Funded by U.S. Department of Energy, the center aims to help small- and medium-sized manufacturers adopt transformative technologies
Case Western Reserve University and several partners are launching a new center focused on helping small- and medium-sized manufacturers (SMMs) adopt “smart manufacturing” technologies.
The new Smart Manufacturing Innovation Center (SMIC), one of four in the country, officially opens today (March 30). The university developed the center in partnership with CESMII, the United States’ national institute on Smart Manufacturing, and received support from the U.S. Department of Energy and other key partners.
“Northeast Ohio small- and medium-sized manufacturers can now quickly become more competitive by accessing the national expertise, tools, and training we and our partners can offer,” said Nick Barendt, the new center’s director and executive director of the Institute for Smart, Secure and Connected Systems (ISSACS) at Case Western Reserve. “This is another step in a process in making smart manufacturing available to thousands of them.”
Smart manufacturing is a broad term for a technology-driven approach that uses internet and information technologies to connect people, processes, and machinery to monitor production, automate operations and use data analytics for more efficient and safe manufacturing.
The center’s work will occur throughout Northeast Ohio–in manufacturing sites, at several partner organizations and on the Case Western Reserve campus.
The CWRU site will be The Lubrizol Foundation and Kent H. Smith and Kelvin Smith Fabrication Floor of the Larry Sears and Sally Zlotnick Sears think[box], Case Western Reserve’s innovative 50,000-square foot, seven-story makerspace.
Center will offer smart equipment training
Barendt said the center will add two pieces of equipment in the summer or fall that will demonstrate the value of smart manufacturing: a Lincoln Electric-donated arc welder and a computer numerically controlled (CNC) mill. The equipment will only be available to manufacturers in the region who sign up to use it, Barendt said.
“Both can substantially improve on the kind of work being done,” he said. “Many fabricators fit in the ‘high-mix, low-volume’ manufacturing category of arc welding applications, for example, and the data analysis we can share from how an arc weld can be performed with more precision can vastly improve their product quality and productivity.”

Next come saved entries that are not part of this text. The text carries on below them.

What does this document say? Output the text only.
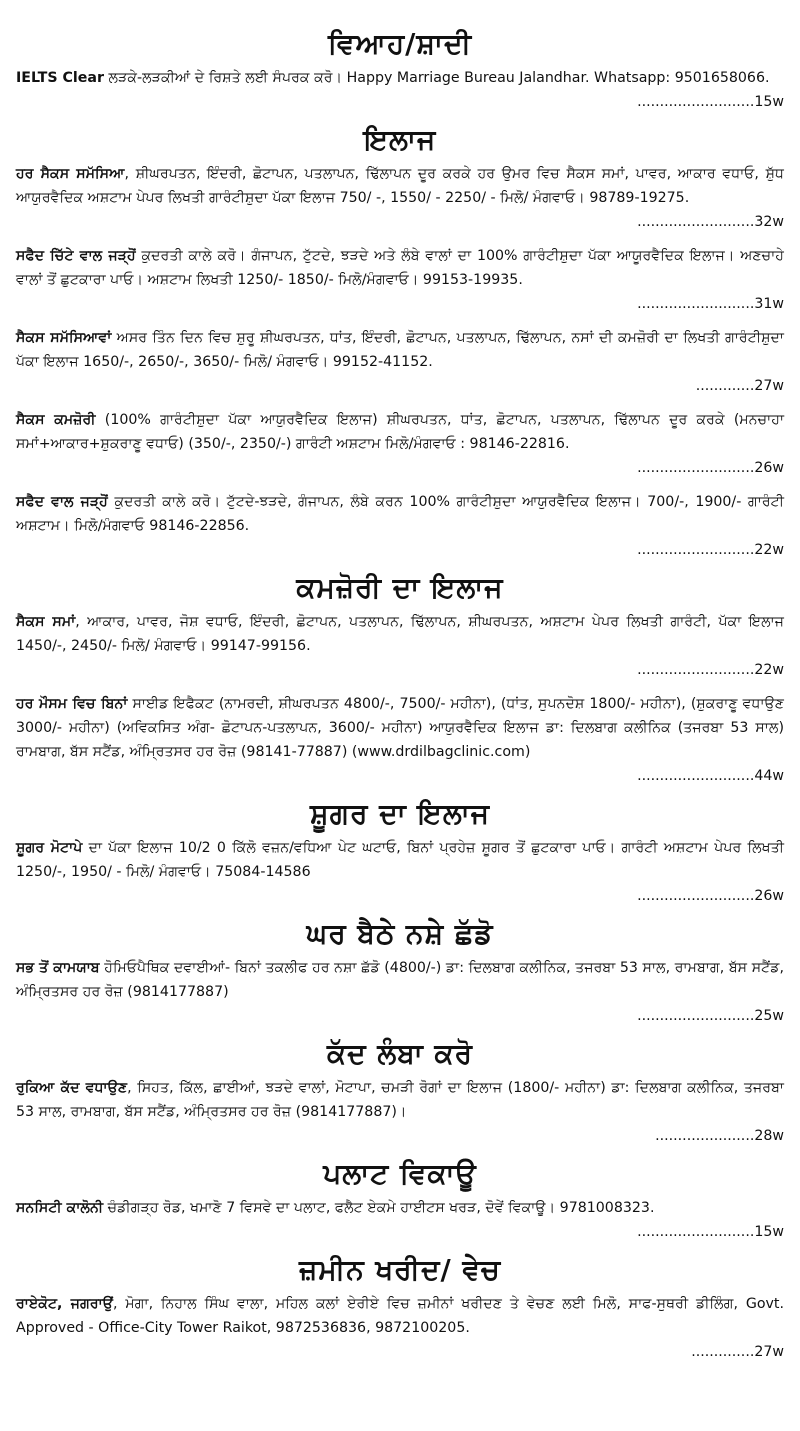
ਵਿਆਹ/ਸ਼ਾਦੀ
IELTS Clear ਲੜਕੇ-ਲੜਕੀਆਂ ਦੇ ਰਿਸ਼ਤੇ ਲਈ ਸੰਪਰਕ ਕਰੋ। Happy Marriage Bureau Jalandhar. Whatsapp: 9501658066.
..........................15w
ਇਲਾਜ
ਹਰ ਸੈਕਸ ਸਮੱਸਿਆ, ਸ਼ੀਘਰਪਤਨ, ਇੰਦਰੀ, ਛੋਟਾਪਨ, ਪਤਲਾਪਨ, ਢਿੱਲਾਪਨ ਦੂਰ ਕਰਕੇ ਹਰ ਉਮਰ ਵਿਚ ਸੈਕਸ ਸਮਾਂ, ਪਾਵਰ, ਆਕਾਰ ਵਧਾਓ, ਸ਼ੁੱਧ ਆਯੁਰਵੈਦਿਕ ਅਸ਼ਟਾਮ ਪੇਪਰ ਲਿਖਤੀ ਗਾਰੰਟੀਸ਼ੁਦਾ ਪੱਕਾ ਇਲਾਜ 750/ -, 1550/ - 2250/ - ਮਿਲੋ/ ਮੰਗਵਾਓ। 98789-19275.
..........................32w
ਸਫੈਦ ਚਿੱਟੇ ਵਾਲ ਜੜ੍ਹੋਂ ਕੁਦਰਤੀ ਕਾਲੇ ਕਰੋ। ਗੰਜਾਪਨ, ਟੁੱਟਦੇ, ਝੜਦੇ ਅਤੇ ਲੰਬੇ ਵਾਲਾਂ ਦਾ 100% ਗਾਰੰਟੀਸ਼ੁਦਾ ਪੱਕਾ ਆਯੂਰਵੈਦਿਕ ਇਲਾਜ। ਅਣਚਾਹੇ ਵਾਲਾਂ ਤੋਂ ਛੁਟਕਾਰਾ ਪਾਓ। ਅਸ਼ਟਾਮ ਲਿਖਤੀ 1250/- 1850/- ਮਿਲੋ/ਮੰਗਵਾਓ। 99153-19935.
..........................31w
ਸੈਕਸ ਸਮੱਸਿਆਵਾਂ ਅਸਰ ਤਿੰਨ ਦਿਨ ਵਿਚ ਸ਼ੁਰੂ ਸ਼ੀਘਰਪਤਨ, ਧਾਂਤ, ਇੰਦਰੀ, ਛੋਟਾਪਨ, ਪਤਲਾਪਨ, ਢਿੱਲਾਪਨ, ਨਸਾਂ ਦੀ ਕਮਜ਼ੋਰੀ ਦਾ ਲਿਖਤੀ ਗਾਰੰਟੀਸ਼ੁਦਾ ਪੱਕਾ ਇਲਾਜ 1650/-, 2650/-, 3650/- ਮਿਲੋ/ ਮੰਗਵਾਓ। 99152-41152.
.............27w
ਸੈਕਸ ਕਮਜ਼ੋਰੀ (100% ਗਾਰੰਟੀਸ਼ੁਦਾ ਪੱਕਾ ਆਯੁਰਵੈਦਿਕ ਇਲਾਜ) ਸ਼ੀਘਰਪਤਨ, ਧਾਂਤ, ਛੋਟਾਪਨ, ਪਤਲਾਪਨ, ਢਿੱਲਾਪਨ ਦੂਰ ਕਰਕੇ (ਮਨਚਾਹਾ ਸਮਾਂ+ਆਕਾਰ+ਸ਼ੁਕਰਾਣੂ ਵਧਾਓ) (350/-, 2350/-) ਗਾਰੰਟੀ ਅਸ਼ਟਾਮ ਮਿਲੋ/ਮੰਗਵਾਓ : 98146-22816.
..........................26w
ਸਫੈਦ ਵਾਲ ਜੜ੍ਹੋਂ ਕੁਦਰਤੀ ਕਾਲੇ ਕਰੋ। ਟੁੱਟਦੇ-ਝੜਦੇ, ਗੰਜਾਪਨ, ਲੰਬੇ ਕਰਨ 100% ਗਾਰੰਟੀਸ਼ੁਦਾ ਆਯੁਰਵੈਦਿਕ ਇਲਾਜ। 700/-, 1900/- ਗਾਰੰਟੀ ਅਸ਼ਟਾਮ। ਮਿਲੋ/ਮੰਗਵਾਓ 98146-22856.
..........................22w
ਕਮਜ਼ੋਰੀ ਦਾ ਇਲਾਜ
ਸੈਕਸ ਸਮਾਂ, ਆਕਾਰ, ਪਾਵਰ, ਜੋਸ਼ ਵਧਾਓ, ਇੰਦਰੀ, ਛੋਟਾਪਨ, ਪਤਲਾਪਨ, ਢਿੱਲਾਪਨ, ਸ਼ੀਘਰਪਤਨ, ਅਸ਼ਟਾਮ ਪੇਪਰ ਲਿਖਤੀ ਗਾਰੰਟੀ, ਪੱਕਾ ਇਲਾਜ 1450/-, 2450/- ਮਿਲੋ/ ਮੰਗਵਾਓ। 99147-99156.
..........................22w
ਹਰ ਮੌਸਮ ਵਿਚ ਬਿਨਾਂ ਸਾਈਡ ਇਫੈਕਟ (ਨਾਮਰਦੀ, ਸ਼ੀਘਰਪਤਨ 4800/-, 7500/- ਮਹੀਨਾ), (ਧਾਂਤ, ਸੁਪਨਦੋਸ਼ 1800/- ਮਹੀਨਾ), (ਸ਼ੁਕਰਾਣੂ ਵਧਾਉਣ 3000/- ਮਹੀਨਾ) (ਅਵਿਕਸਿਤ ਅੰਗ- ਛੋਟਾਪਨ-ਪਤਲਾਪਨ, 3600/- ਮਹੀਨਾ) ਆਯੁਰਵੈਦਿਕ ਇਲਾਜ ਡਾ: ਦਿਲਬਾਗ ਕਲੀਨਿਕ (ਤਜਰਬਾ 53 ਸਾਲ) ਰਾਮਬਾਗ, ਬੱਸ ਸਟੈਂਡ, ਅੰਮ੍ਰਿਤਸਰ ਹਰ ਰੋਜ਼ (98141-77887) (www.drdilbagclinic.com)
..........................44w
ਸ਼ੂਗਰ ਦਾ ਇਲਾਜ
ਸ਼ੂਗਰ ਮੋਟਾਪੇ ਦਾ ਪੱਕਾ ਇਲਾਜ 10/2 0 ਕਿੱਲੋ ਵਜ਼ਨ/ਵਧਿਆ ਪੇਟ ਘਟਾਓ, ਬਿਨਾਂ ਪ੍ਰਹੇਜ਼ ਸ਼ੂਗਰ ਤੋਂ ਛੁਟਕਾਰਾ ਪਾਓ। ਗਾਰੰਟੀ ਅਸ਼ਟਾਮ ਪੇਪਰ ਲਿਖਤੀ 1250/-, 1950/ - ਮਿਲੋ/ ਮੰਗਵਾਓ। 75084-14586
..........................26w
ਘਰ ਬੈਠੇ ਨਸ਼ੇ ਛੱਡੋ
ਸਭ ਤੋਂ ਕਾਮਯਾਬ ਹੋਮਿਓਪੈਥਿਕ ਦਵਾਈਆਂ- ਬਿਨਾਂ ਤਕਲੀਫ ਹਰ ਨਸ਼ਾ ਛੱਡੋ (4800/-) ਡਾ: ਦਿਲਬਾਗ ਕਲੀਨਿਕ, ਤਜਰਬਾ 53 ਸਾਲ, ਰਾਮਬਾਗ, ਬੱਸ ਸਟੈਂਡ, ਅੰਮ੍ਰਿਤਸਰ ਹਰ ਰੋਜ਼ (9814177887)
..........................25w
ਕੱਦ ਲੰਬਾ ਕਰੋ
ਰੁਕਿਆ ਕੱਦ ਵਧਾਉਣ, ਸਿਹਤ, ਕਿੱਲ, ਛਾਈਆਂ, ਝੜਦੇ ਵਾਲਾਂ, ਮੋਟਾਪਾ, ਚਮੜੀ ਰੋਗਾਂ ਦਾ ਇਲਾਜ (1800/- ਮਹੀਨਾ) ਡਾ: ਦਿਲਬਾਗ ਕਲੀਨਿਕ, ਤਜਰਬਾ 53 ਸਾਲ, ਰਾਮਬਾਗ, ਬੱਸ ਸਟੈਂਡ, ਅੰਮ੍ਰਿਤਸਰ ਹਰ ਰੋਜ਼ (9814177887)।
......................28w
ਪਲਾਟ ਵਿਕਾਊ
ਸਨਸਿਟੀ ਕਾਲੋਨੀ ਚੰਡੀਗੜ੍ਹ ਰੋਡ, ਖਮਾਣੋ 7 ਵਿਸਵੇ ਦਾ ਪਲਾਟ, ਫਲੈਟ ਏਕਮੇ ਹਾਈਟਸ ਖਰੜ, ਦੋਵੇਂ ਵਿਕਾਊ। 9781008323.
..........................15w
ਜ਼ਮੀਨ ਖਰੀਦ/ ਵੇਚ
ਰਾਏਕੋਟ, ਜਗਰਾਉਂ, ਮੋਗਾ, ਨਿਹਾਲ ਸਿੰਘ ਵਾਲਾ, ਮਹਿਲ ਕਲਾਂ ਏਰੀਏ ਵਿਚ ਜ਼ਮੀਨਾਂ ਖਰੀਦਣ ਤੇ ਵੇਚਣ ਲਈ ਮਿਲੋ, ਸਾਫ-ਸੁਥਰੀ ਡੀਲਿੰਗ, Govt. Approved - Office-City Tower Raikot, 9872536836, 9872100205.
..............27w
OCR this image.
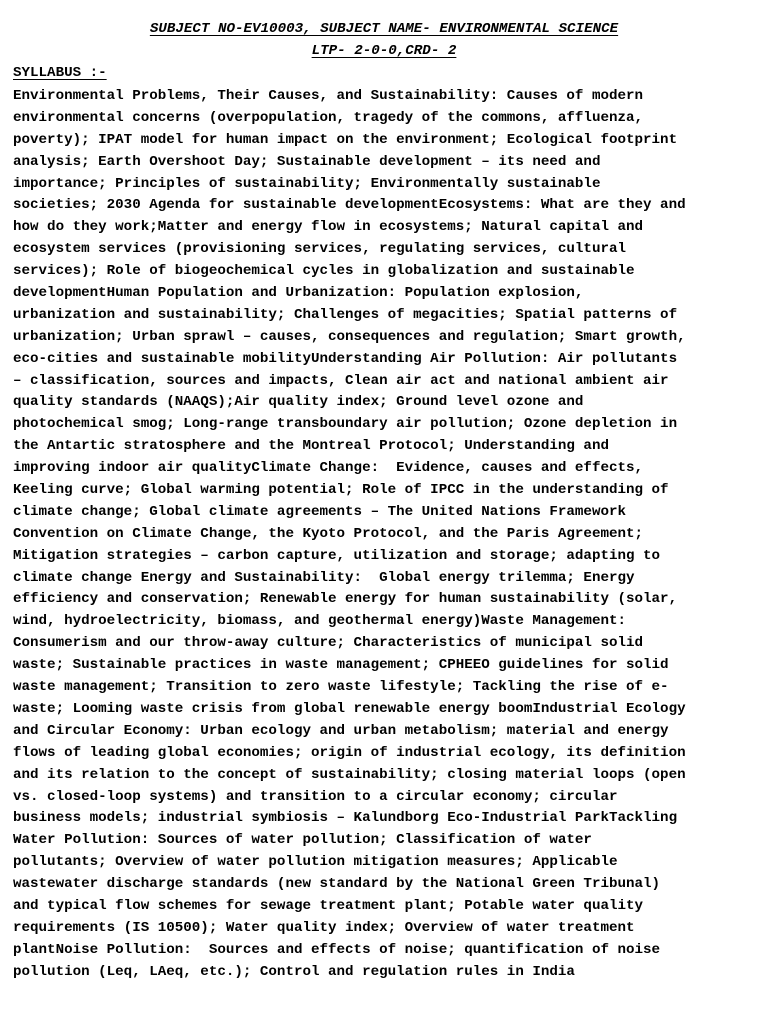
SUBJECT NO-EV10003, SUBJECT NAME- ENVIRONMENTAL SCIENCE
LTP- 2-0-0,CRD- 2
SYLLABUS :-
Environmental Problems, Their Causes, and Sustainability: Causes of modern
environmental concerns (overpopulation, tragedy of the commons, affluenza,
poverty); IPAT model for human impact on the environment; Ecological footprint
analysis; Earth Overshoot Day; Sustainable development – its need and
importance; Principles of sustainability; Environmentally sustainable
societies; 2030 Agenda for sustainable developmentEcosystems: What are they and
how do they work;Matter and energy flow in ecosystems; Natural capital and
ecosystem services (provisioning services, regulating services, cultural
services); Role of biogeochemical cycles in globalization and sustainable
developmentHuman Population and Urbanization: Population explosion,
urbanization and sustainability; Challenges of megacities; Spatial patterns of
urbanization; Urban sprawl – causes, consequences and regulation; Smart growth,
eco-cities and sustainable mobilityUnderstanding Air Pollution: Air pollutants
– classification, sources and impacts, Clean air act and national ambient air
quality standards (NAAQS);Air quality index; Ground level ozone and
photochemical smog; Long-range transboundary air pollution; Ozone depletion in
the Antartic stratosphere and the Montreal Protocol; Understanding and
improving indoor air qualityClimate Change:  Evidence, causes and effects,
Keeling curve; Global warming potential; Role of IPCC in the understanding of
climate change; Global climate agreements – The United Nations Framework
Convention on Climate Change, the Kyoto Protocol, and the Paris Agreement;
Mitigation strategies – carbon capture, utilization and storage; adapting to
climate change Energy and Sustainability:  Global energy trilemma; Energy
efficiency and conservation; Renewable energy for human sustainability (solar,
wind, hydroelectricity, biomass, and geothermal energy)Waste Management:
Consumerism and our throw-away culture; Characteristics of municipal solid
waste; Sustainable practices in waste management; CPHEEO guidelines for solid
waste management; Transition to zero waste lifestyle; Tackling the rise of e-
waste; Looming waste crisis from global renewable energy boomIndustrial Ecology
and Circular Economy: Urban ecology and urban metabolism; material and energy
flows of leading global economies; origin of industrial ecology, its definition
and its relation to the concept of sustainability; closing material loops (open
vs. closed-loop systems) and transition to a circular economy; circular
business models; industrial symbiosis – Kalundborg Eco-Industrial ParkTackling
Water Pollution: Sources of water pollution; Classification of water
pollutants; Overview of water pollution mitigation measures; Applicable
wastewater discharge standards (new standard by the National Green Tribunal)
and typical flow schemes for sewage treatment plant; Potable water quality
requirements (IS 10500); Water quality index; Overview of water treatment
plantNoise Pollution:  Sources and effects of noise; quantification of noise
pollution (Leq, LAeq, etc.); Control and regulation rules in India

A CNC mill uses computerized controls and rotating cutting tools to gradually remove metal from a workpiece, producing complicated, precision parts.
Collaboration is key
The opening of the new center is the latest step in a collaborative effort to revolutionize Northeast Ohio manufacturing—a process that included the creation of a Manufacturing Blueprint for Northeast Ohio in 2021.
Team NEO’s Smart Manufacturing Cluster will lead the engagement and smart manufacturing assessment efforts of the SMIC. Team NEO is a business development organization focused on accelerating economic growth and job creation throughout the 18 counties of Northeast Ohio. It will be working with Bennit AI, a Cleveland-based company building artificial intelligence solutions for manufacturing.
Other partners include Advanced Manufacturing International (AMI), part of the National Center for Defense Manufacturing and Machining (NCDMM) and Lincoln Electric.
Jay Foran, senior vice president, industry and innovation at Team NEO, said that the institute’s investment in the center. “is a welcome acknowledgment of the region’s progress and potential.”
MAGNET is a nonprofit organization that assists small- and medium-manufacturing companies in the greater Cleveland area. It is part of the state’s node of the Ohio Manufacturing Extension Partnership (MEP), part of a federal public-private program to support smart manufacturing implementations around the country.
“Small and medium-sized manufacturers make up the backbone of the Northeast Ohio manufacturing sector and they are reliant on external support to adopt smart technologies,” said MAGNET CEO Ethan Karp. “Using the Blueprint as a guide, we are able to help these manufacturers make necessary changes and achieve tangible results toward becoming a global leader in smart manufacturing.”
The Cleveland SMIC also brings together Case Western Reserve faculty, including Kenneth Loparo,professor in the Department of Electrical, Computer and Systems Engineering and faculty director of ISSACS; James McGuffin-Cawley, professor of materials science and engineering and faculty director of Sears think[box]; and the IoT Collaborative, a partnership between Case Western Reserve and Cleveland State University focused on the Industrial Internet of Things—supported by The Cleveland Foundation. Barendt is also co-executive director of the IOTC.